The present coupling is a notably intelligent one. The ballet The Prodigal Son came first in 1929, an early example of George Balanchine’s masterly choreography (not that the composer understood it). We now know from his diaries that Prokofiev saw symphonic potential in the material even before Serge Koussevitzky requested something new for the Boston Symphony Orchestra’s 50th anniversary. However, Prokofiev’s modest, four-movement Op 47 met with scant acclaim, its transitions abrupt, its terse developments exhibiting little of the transforming tension traditionally associated with the symphonic genre. What Prokofiev did in 1947 to create his Op 112 was to jump through a further series of conceptual hoops which transformed his neo-classical piece into a socialist realist epic. Commentators remain divided as to the merits of these scores, frequently letting political posturing cloud musical judgement.
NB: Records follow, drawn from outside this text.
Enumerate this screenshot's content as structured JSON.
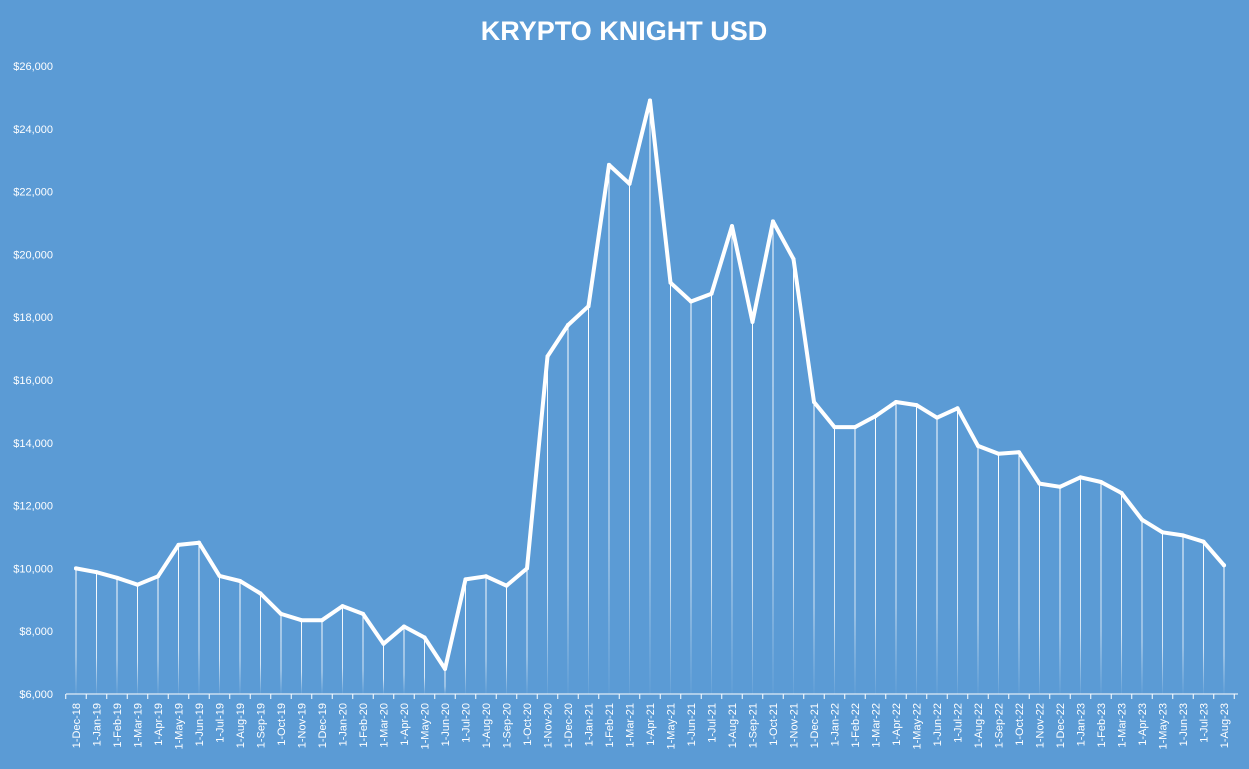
{
  "chart_data": {
    "type": "line",
    "title": "KRYPTO KNIGHT USD",
    "xlabel": "",
    "ylabel": "",
    "ylim": [
      6000,
      26000
    ],
    "y_tick_step": 2000,
    "y_tick_prefix": "$",
    "grid": false,
    "drop_lines": true,
    "legend": "none",
    "colors": {
      "background": "#5B9BD5",
      "line": "#FFFFFF",
      "text": "#FFFFFF"
    },
    "categories": [
      "1-Dec-18",
      "1-Jan-19",
      "1-Feb-19",
      "1-Mar-19",
      "1-Apr-19",
      "1-May-19",
      "1-Jun-19",
      "1-Jul-19",
      "1-Aug-19",
      "1-Sep-19",
      "1-Oct-19",
      "1-Nov-19",
      "1-Dec-19",
      "1-Jan-20",
      "1-Feb-20",
      "1-Mar-20",
      "1-Apr-20",
      "1-May-20",
      "1-Jun-20",
      "1-Jul-20",
      "1-Aug-20",
      "1-Sep-20",
      "1-Oct-20",
      "1-Nov-20",
      "1-Dec-20",
      "1-Jan-21",
      "1-Feb-21",
      "1-Mar-21",
      "1-Apr-21",
      "1-May-21",
      "1-Jun-21",
      "1-Jul-21",
      "1-Aug-21",
      "1-Sep-21",
      "1-Oct-21",
      "1-Nov-21",
      "1-Dec-21",
      "1-Jan-22",
      "1-Feb-22",
      "1-Mar-22",
      "1-Apr-22",
      "1-May-22",
      "1-Jun-22",
      "1-Jul-22",
      "1-Aug-22",
      "1-Sep-22",
      "1-Oct-22",
      "1-Nov-22",
      "1-Dec-22",
      "1-Jan-23",
      "1-Feb-23",
      "1-Mar-23",
      "1-Apr-23",
      "1-May-23",
      "1-Jun-23",
      "1-Jul-23",
      "1-Aug-23"
    ],
    "values": [
      10000,
      9880,
      9700,
      9480,
      9750,
      10750,
      10820,
      9760,
      9600,
      9200,
      8550,
      8350,
      8350,
      8800,
      8550,
      7600,
      8150,
      7800,
      6800,
      9650,
      9750,
      9450,
      10000,
      16750,
      17750,
      18350,
      22850,
      22250,
      24900,
      19100,
      18500,
      18750,
      20900,
      17850,
      21050,
      19850,
      15300,
      14500,
      14500,
      14850,
      15300,
      15200,
      14800,
      15100,
      13900,
      13650,
      13700,
      12700,
      12600,
      12900,
      12750,
      12400,
      11550,
      11150,
      11050,
      10850,
      10100
    ]
  }
}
Alsop’s carefully prepared, string-dominated textures may initially disappoint but she makes the revision sound subtler, less brash and disjointed than usual in this slow-burn interpretation. Remarkably, it is a score she conducted from memory in recent concert appearances with her other orchestra in Baltimore. I did wonder whether she meant some of the woodwind detail to be quite so reticent at the Sala São Paulo. The flute allocated the glorious lyrical theme of the slow movement, itself borrowed from the closing scene of the ballet, seems unnaturally recessed on its first appearance. Still, if you usually find the composer too raw, Alsop’s integrated, lyrical view of these works could be just the ticket. Only the booklet-notes are disappointingly basic, given the ampler information which accompanies the label’s Shostakovich series.